Tuesday, February 1, 2011

Mahout on Amazon EC2 - part 3 - Debugging

Connecting to management web interface of an Hadoop node


1) Login into AWS management consolute setup
Select the default security group, and add tcp ports 50010-50090 (with ip 0.0.0.0/0).

2) You can view hadoop node status (after starting Hadoop) by opening a web browser and
entering the following address:

http://ec2-50-16-155-136.compute-1.amazonaws.com:50070/
where ec2-XXX-XXXXXXXX is the nodename, and 50070 is the default port for namenode sever,
and 50030 is the default port of the job tracker. 50060 is the default port for the task tracker.

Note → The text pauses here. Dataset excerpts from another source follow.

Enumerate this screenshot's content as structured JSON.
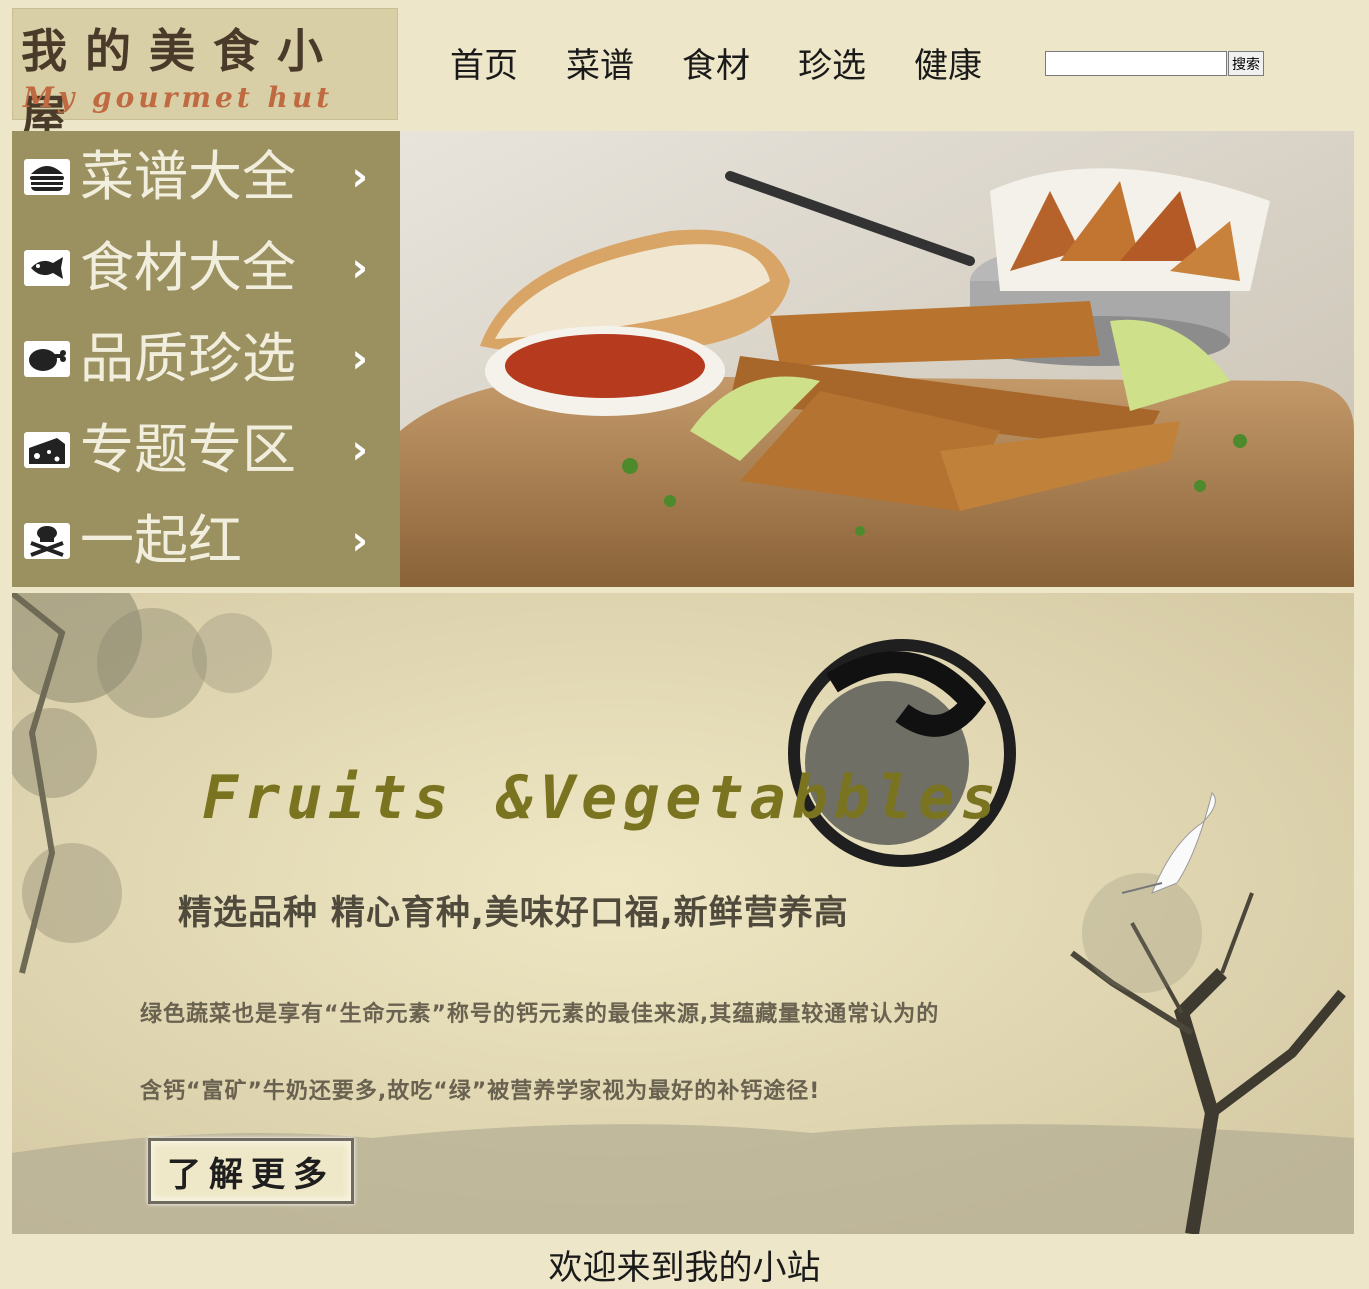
{
  "header": {
    "logo": {
      "cn": "我的美食小屋",
      "en": "My gourmet hut"
    },
    "nav": [
      "首页",
      "菜谱",
      "食材",
      "珍选",
      "健康"
    ],
    "search": {
      "placeholder": "",
      "button": "搜索"
    }
  },
  "sidebar": {
    "items": [
      {
        "label": "菜谱大全",
        "icon": "burger-icon"
      },
      {
        "label": "食材大全",
        "icon": "fish-icon"
      },
      {
        "label": "品质珍选",
        "icon": "drumstick-icon"
      },
      {
        "label": "专题专区",
        "icon": "cheese-icon"
      },
      {
        "label": "一起红",
        "icon": "chef-icon"
      }
    ],
    "chevron": "›"
  },
  "banner": {
    "title": "Fruits &Vegetabbles",
    "subtitle": "精选品种 精心育种,美味好口福,新鲜营养高",
    "body_line1": "绿色蔬菜也是享有“生命元素”称号的钙元素的最佳来源,其蕴藏量较通常认为的",
    "body_line2": "含钙“富矿”牛奶还要多,故吃“绿”被营养学家视为最好的补钙途径!",
    "button": "了解更多"
  },
  "footer": {
    "text": "欢迎来到我的小站"
  },
  "colors": {
    "page_bg": "#ede6c8",
    "sidebar_bg": "#9b9160",
    "banner_title": "#7a7420"
  }
}
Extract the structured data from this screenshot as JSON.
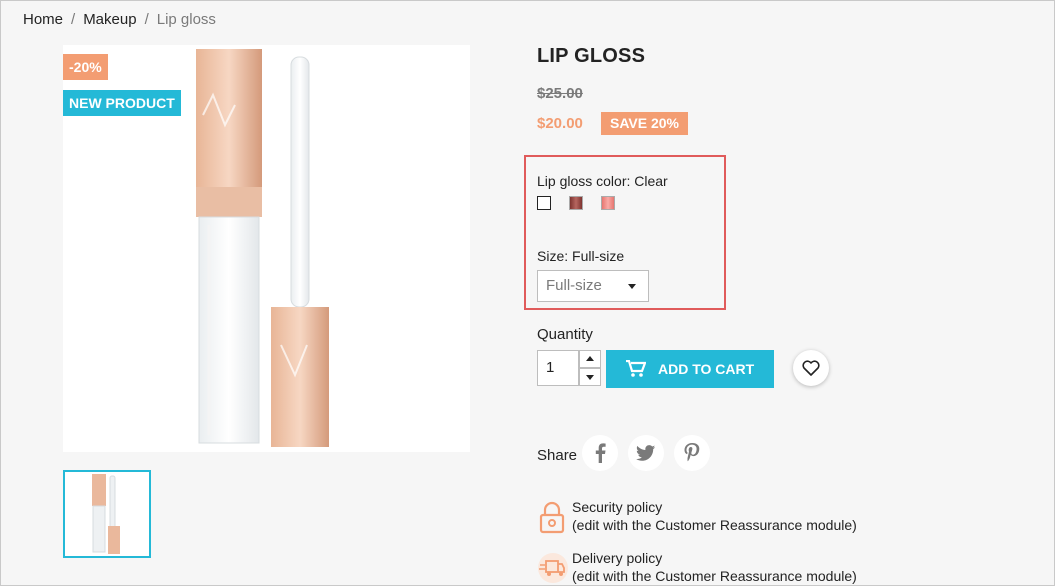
{
  "breadcrumb": {
    "items": [
      "Home",
      "Makeup",
      "Lip gloss"
    ],
    "separator": "/"
  },
  "product": {
    "badges": {
      "discount": "-20%",
      "new": "NEW PRODUCT"
    },
    "title": "LIP GLOSS",
    "regular_price": "$25.00",
    "price": "$20.00",
    "save_badge": "SAVE 20%"
  },
  "variants": {
    "color_label": "Lip gloss color: Clear",
    "color_swatches": [
      {
        "name": "Clear",
        "color": "#ffffff"
      },
      {
        "name": "Brown",
        "color": "#9c4a45"
      },
      {
        "name": "Pink",
        "color": "#f08a87"
      }
    ],
    "size_label": "Size: Full-size",
    "size_selected": "Full-size"
  },
  "quantity": {
    "label": "Quantity",
    "value": "1"
  },
  "add_to_cart": "ADD TO CART",
  "share": {
    "label": "Share"
  },
  "reassurance": [
    {
      "title": "Security policy",
      "subtitle": "(edit with the Customer Reassurance module)",
      "icon": "lock-icon"
    },
    {
      "title": "Delivery policy",
      "subtitle": "(edit with the Customer Reassurance module)",
      "icon": "truck-icon"
    }
  ],
  "colors": {
    "accent": "#24b9d7",
    "discount": "#f39d72",
    "highlight_border": "#e05b5b"
  }
}
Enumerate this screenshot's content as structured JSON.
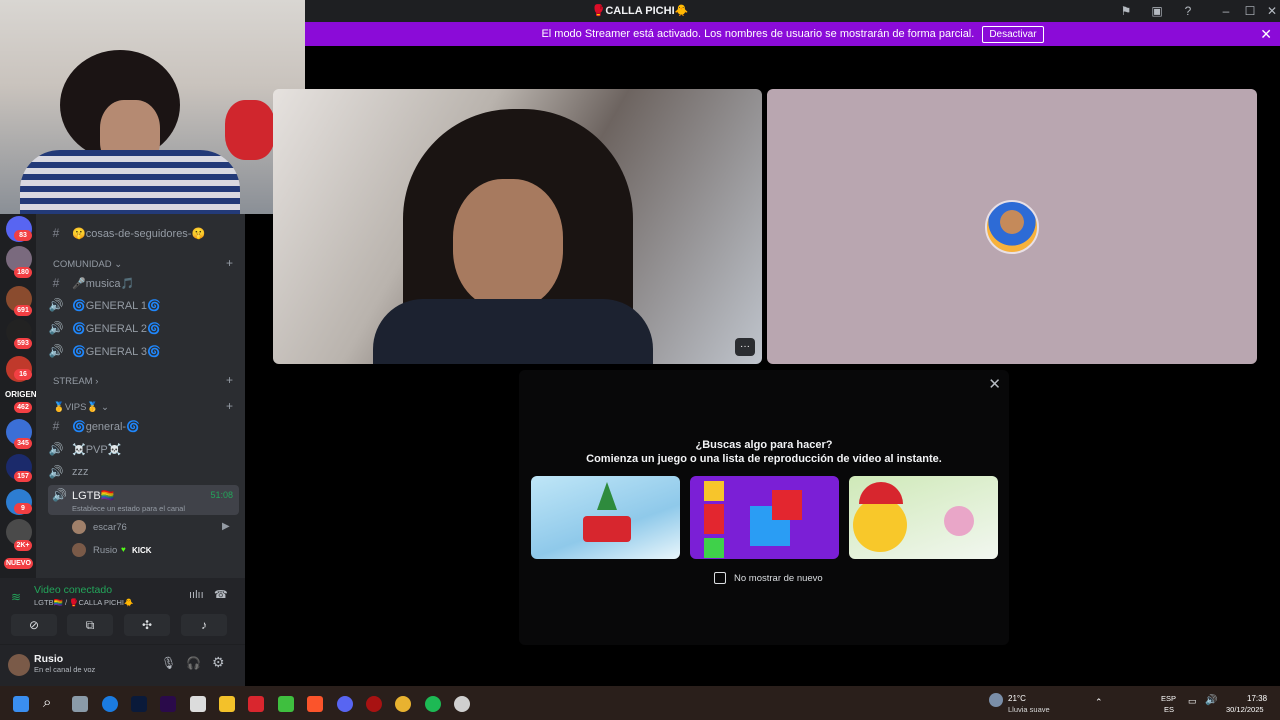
{
  "window": {
    "title": "🥊CALLA PICHI🐥"
  },
  "banner": {
    "text": "El modo Streamer está activado. Los nombres de usuario se mostrarán de forma parcial.",
    "button": "Desactivar",
    "close": "✕"
  },
  "rail_badges": [
    "83",
    "180",
    "691",
    "593",
    "16",
    "462",
    "345",
    "157",
    "9",
    "2K+",
    "NUEVO"
  ],
  "rail_label_origen": "ORIGEN",
  "channels": {
    "top_channel": "🤫cosas-de-seguidores-🤫",
    "cat_comunidad": "COMUNIDAD",
    "musica": "🎤musica🎵",
    "general1": "🌀GENERAL 1🌀",
    "general2": "🌀GENERAL 2🌀",
    "general3": "🌀GENERAL 3🌀",
    "cat_stream": "STREAM",
    "cat_vips": "🥇VIPS🥇",
    "general_vip": "🌀general-🌀",
    "pvp": "☠️PVP☠️",
    "zzz": "zzz",
    "lgtb": "LGTB🏳️‍🌈",
    "lgtb_time": "51:08",
    "lgtb_status": "Establece un estado para el canal",
    "member1": "escar76",
    "member2": "Rusio",
    "member2_tag": "KICK"
  },
  "voice": {
    "status": "Video conectado",
    "location": "LGTB🏳️‍🌈 / 🥊CALLA PICHI🐥"
  },
  "user": {
    "name": "Rusio",
    "status": "En el canal de voz"
  },
  "modal": {
    "question": "¿Buscas algo para hacer?",
    "subtitle": "Comienza un juego o una lista de reproducción de video al instante.",
    "checkbox_label": "No mostrar de nuevo",
    "close": "✕"
  },
  "tile1": {
    "more": "···"
  },
  "taskbar": {
    "weather_temp": "21°C",
    "weather_desc": "Lluvia suave",
    "lang1": "ESP",
    "lang2": "ES",
    "time": "17:38",
    "date": "30/12/2025"
  }
}
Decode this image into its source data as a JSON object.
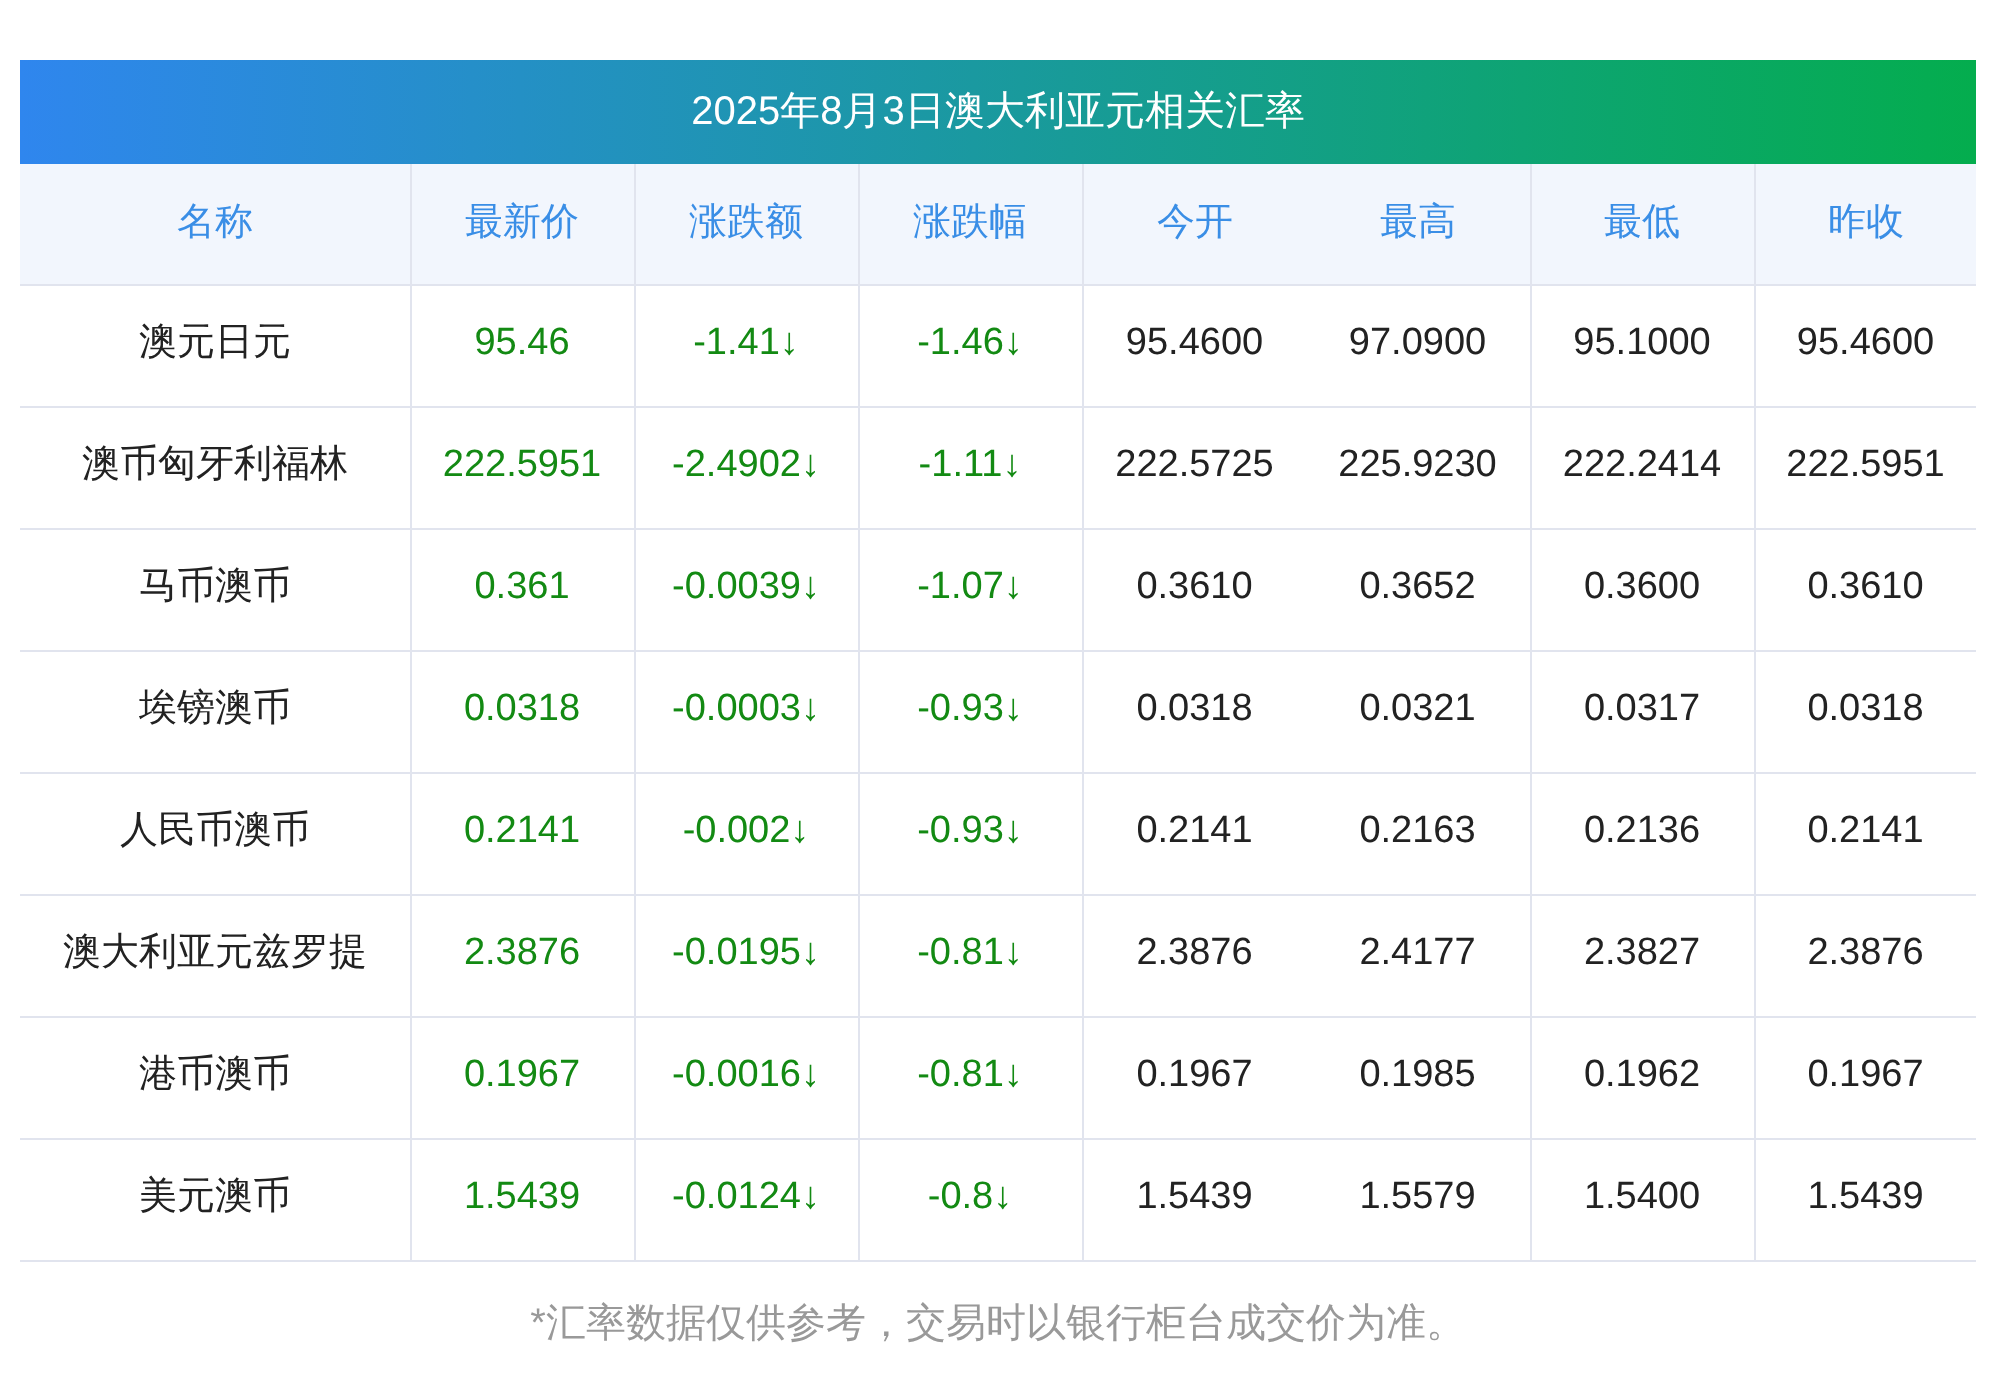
{
  "title": "2025年8月3日澳大利亚元相关汇率",
  "columns": [
    "名称",
    "最新价",
    "涨跌额",
    "涨跌幅",
    "今开",
    "最高",
    "最低",
    "昨收"
  ],
  "rows": [
    {
      "kind": "down",
      "cells": [
        "澳元日元",
        "95.46",
        "-1.41↓",
        "-1.46↓",
        "95.4600",
        "97.0900",
        "95.1000",
        "95.4600"
      ]
    },
    {
      "kind": "down",
      "cells": [
        "澳币匈牙利福林",
        "222.5951",
        "-2.4902↓",
        "-1.11↓",
        "222.5725",
        "225.9230",
        "222.2414",
        "222.5951"
      ]
    },
    {
      "kind": "down",
      "cells": [
        "马币澳币",
        "0.361",
        "-0.0039↓",
        "-1.07↓",
        "0.3610",
        "0.3652",
        "0.3600",
        "0.3610"
      ]
    },
    {
      "kind": "down",
      "cells": [
        "埃镑澳币",
        "0.0318",
        "-0.0003↓",
        "-0.93↓",
        "0.0318",
        "0.0321",
        "0.0317",
        "0.0318"
      ]
    },
    {
      "kind": "down",
      "cells": [
        "人民币澳币",
        "0.2141",
        "-0.002↓",
        "-0.93↓",
        "0.2141",
        "0.2163",
        "0.2136",
        "0.2141"
      ]
    },
    {
      "kind": "down",
      "cells": [
        "澳大利亚元兹罗提",
        "2.3876",
        "-0.0195↓",
        "-0.81↓",
        "2.3876",
        "2.4177",
        "2.3827",
        "2.3876"
      ]
    },
    {
      "kind": "down",
      "cells": [
        "港币澳币",
        "0.1967",
        "-0.0016↓",
        "-0.81↓",
        "0.1967",
        "0.1985",
        "0.1962",
        "0.1967"
      ]
    },
    {
      "kind": "down",
      "cells": [
        "美元澳币",
        "1.5439",
        "-0.0124↓",
        "-0.8↓",
        "1.5439",
        "1.5579",
        "1.5400",
        "1.5439"
      ]
    }
  ],
  "footnote": "*汇率数据仅供参考，交易时以银行柜台成交价为准。"
}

Common errors and their solutions:

* When starting hadoop, the following message is presented:
<32|0>bickson@biggerbro:/mnt/bigbrofs/usr7/bickson/hadoop-0.20.2$ ./bin/start-all.sh
localhost: @@@@@@@@@@@@@@@@@@@@@@@@@@@@@@@@@@@@@@@@@@@@@@@@@@@@@@@@@@@
localhost: @    WARNING: REMOTE HOST IDENTIFICATION HAS CHANGED!     @
localhost: @@@@@@@@@@@@@@@@@@@@@@@@@@@@@@@@@@@@@@@@@@@@@@@@@@@@@@@@@@@
localhost: IT IS POSSIBLE THAT SOMEONE IS DOING SOMETHING NASTY!
localhost: Someone could be eavesdropping on you right now (man-in-the-middle attack)!
localhost: It is also possible that the RSA host key has just been changed.
localhost: The fingerprint for the RSA key sent by the remote host is
localhost: 06:95:7b:c8:0e:85:e7:ba:aa:b1:31:6e:fc:0e:ae:4d.
localhost: Please contact your system administrator.
localhost: Add correct host key in /mnt/bigbrofs/usr6/bickson/.ssh/known_hosts to get rid of this message.
localhost: Offending key in /mnt/bigbrofs/usr6/bickson/.ssh/known_hosts:1
localhost: RSA host key for localhost has changed and you have requested strict checking.
localhost: Host key verification failed.
Solution:

echo "NoHostAuthenticationForLocalhost yes" >>~/.ssh/config
Note:

If the file ~/.ssh/config does not exist, change the command to:
echo "NoHostAuthenticationForLocalhost yes" >~/.ssh/config 

The following exception is received:
org.apache.hadoop.ipc.RemoteException: java.io.IOException:
File /user/ubuntu/temp/markedPreferences/_temporary/_attempt_local_0001_r_000000_0/part-r-00000 could only be replicated to 0 nodes, instead of 1
at org.apache.hadoop.hdfs.server.namenode.FSNamesystem.getAdditionalBlock
(FSNamesystem.java:1271)
at org.apache.hadoop.hdfs.server.namenode.NameNode.addBlock(NameNode.java:422)
at sun.reflect.GeneratedMethodAccessor5.invoke(Unknown Source)
at sun.reflect.DelegatingMethodAccessorImpl.invoke
(DelegatingMethodAccessorImpl.java:43)
at java.lang.reflect.Method.invoke(Method.java:616)
at org.apache.hadoop.ipc.RPC$Server.call(RPC.java:508)
at org.apache.hadoop.ipc.Server$Handler$1.run(Server.java:959)
at org.apache.hadoop.ipc.Server$Handler$1.run(Server.java:955)
at java.security.AccessController.doPrivileged(Native Method)
at javax.security.auth.Subject.doAs(Subject.java:416)
at org.apache.hadoop.ipc.Server$Handler.run(Server.java:953) 


Solution:
1) I saw this error when system is out of disk space. Increase number of nodes or instance type.
2) Another cause is that the datanode did not finish to boot. Wait at least 200 seconds after starting Hadoop before actually starting to run jobs.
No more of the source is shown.